International Women’s Day has occurred every year since the early 1900’s when a woman named Clara Zetkin proposed the idea at the International Conference of Working Women in Copenhagen. Celebrated on March 8, IWD aims to ****make the world more diverse, equitable and inclusive for women around the globe. This year, Spoon is highlighting some amazing women who are driving change within the nutrition and food space.
Jessamyn Stanley is a yoga teacher, body positivity advocate and writer. She self identifies as a "fat femme" and a plus-size woman of colour. In 2017, she published the book Every Body Yoga: Let Go of Fear, Get On the Mat, Love Your Body. Stanley writes about yoga as a way to address the emotional obstacles and socially imposed barriers that often prevent people from comfortably practising yoga. ****About diet culture, Stanley said; “culture is at its best when you think that you’re deficient in some way. But with body acceptance, you’re saying, “This is my body, and I’m going to honour it by taking care of it.”
Lauren Mahon was diagnosed with grade three breast cancer in 2016 and was instantly terrified. While undergoing treatment, she searched online to find people going through similar experiences but could not. After identifying the need for community, she founded Girls vs Cancer, an online community raising awareness and supporting cancer patients. She was named in the BBC 100 Women in 2019 and became a co-host of the BBC podcast “You, Me and the Big C” sharing her cancer story through comedy.
**Rachel Krupa** founded The Goods Mart in 2018 to be a healthy spin on a gas station mini-mart. It’s described as a “better-for-you, socially conscious neighbourhood convenience store,” that better serves both the individual consumer and the community. All items in the store are carefully curated to be non-GMO and free from artificial flavours or colours. In addition to being healthy, they are affordable. No item surpasses $25, and items start at just 0.49 cents.
Lauren Ash founded Black Girl in Om eight years ago, which provides Black women with workshops about yoga, meditation, and journaling. Ash is “interested in investing in [black women’s] healing and affirming their wholeness.” Lauren’s contributions to society reflect a world that she “once needed and didn’t see.”
Afton Vechery and Carly Leahy are on a mission to make fertility proactive instead of reactive.
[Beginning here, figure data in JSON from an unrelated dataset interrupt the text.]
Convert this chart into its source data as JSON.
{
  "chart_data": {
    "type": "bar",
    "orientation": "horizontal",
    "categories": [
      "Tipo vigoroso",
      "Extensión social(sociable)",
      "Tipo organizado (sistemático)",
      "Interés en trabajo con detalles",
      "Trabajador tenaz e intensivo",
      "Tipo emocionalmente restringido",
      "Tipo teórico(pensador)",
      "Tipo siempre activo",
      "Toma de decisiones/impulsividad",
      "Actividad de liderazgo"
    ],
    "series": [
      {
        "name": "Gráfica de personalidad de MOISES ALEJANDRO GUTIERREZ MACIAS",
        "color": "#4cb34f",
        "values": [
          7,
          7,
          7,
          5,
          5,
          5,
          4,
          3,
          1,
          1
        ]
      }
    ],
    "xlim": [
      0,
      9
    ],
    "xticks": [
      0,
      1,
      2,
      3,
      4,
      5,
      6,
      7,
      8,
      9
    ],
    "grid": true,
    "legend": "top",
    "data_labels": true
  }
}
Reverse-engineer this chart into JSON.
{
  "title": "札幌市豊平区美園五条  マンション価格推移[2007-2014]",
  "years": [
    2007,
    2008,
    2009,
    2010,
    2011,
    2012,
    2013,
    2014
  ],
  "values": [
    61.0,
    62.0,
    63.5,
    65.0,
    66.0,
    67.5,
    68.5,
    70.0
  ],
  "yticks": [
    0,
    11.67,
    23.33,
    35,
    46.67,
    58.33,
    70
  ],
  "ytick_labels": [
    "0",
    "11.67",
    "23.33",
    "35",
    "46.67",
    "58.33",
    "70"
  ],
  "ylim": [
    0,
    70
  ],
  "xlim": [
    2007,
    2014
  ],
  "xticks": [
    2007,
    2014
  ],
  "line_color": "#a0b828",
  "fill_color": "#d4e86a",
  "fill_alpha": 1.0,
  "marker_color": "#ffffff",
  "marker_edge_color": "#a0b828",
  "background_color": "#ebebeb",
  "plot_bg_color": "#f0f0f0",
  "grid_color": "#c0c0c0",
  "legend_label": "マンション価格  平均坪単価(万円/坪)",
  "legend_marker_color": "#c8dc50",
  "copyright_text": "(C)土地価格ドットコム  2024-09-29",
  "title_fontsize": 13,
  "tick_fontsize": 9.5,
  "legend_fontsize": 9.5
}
Prior to building Modern Fertility, they observed how people spend their lives preventing pregnancy but are ill-equipped to plan effectively for having kids in the future. They reject the notion that people should just have to “wait and see” if they conceive, but instead think people should feel empowered with personalised information and support. Modern fertility offers services that allow you to gain insight into your fertility, track ovulation & become the expert on your body — whether you’re trying for kids or not.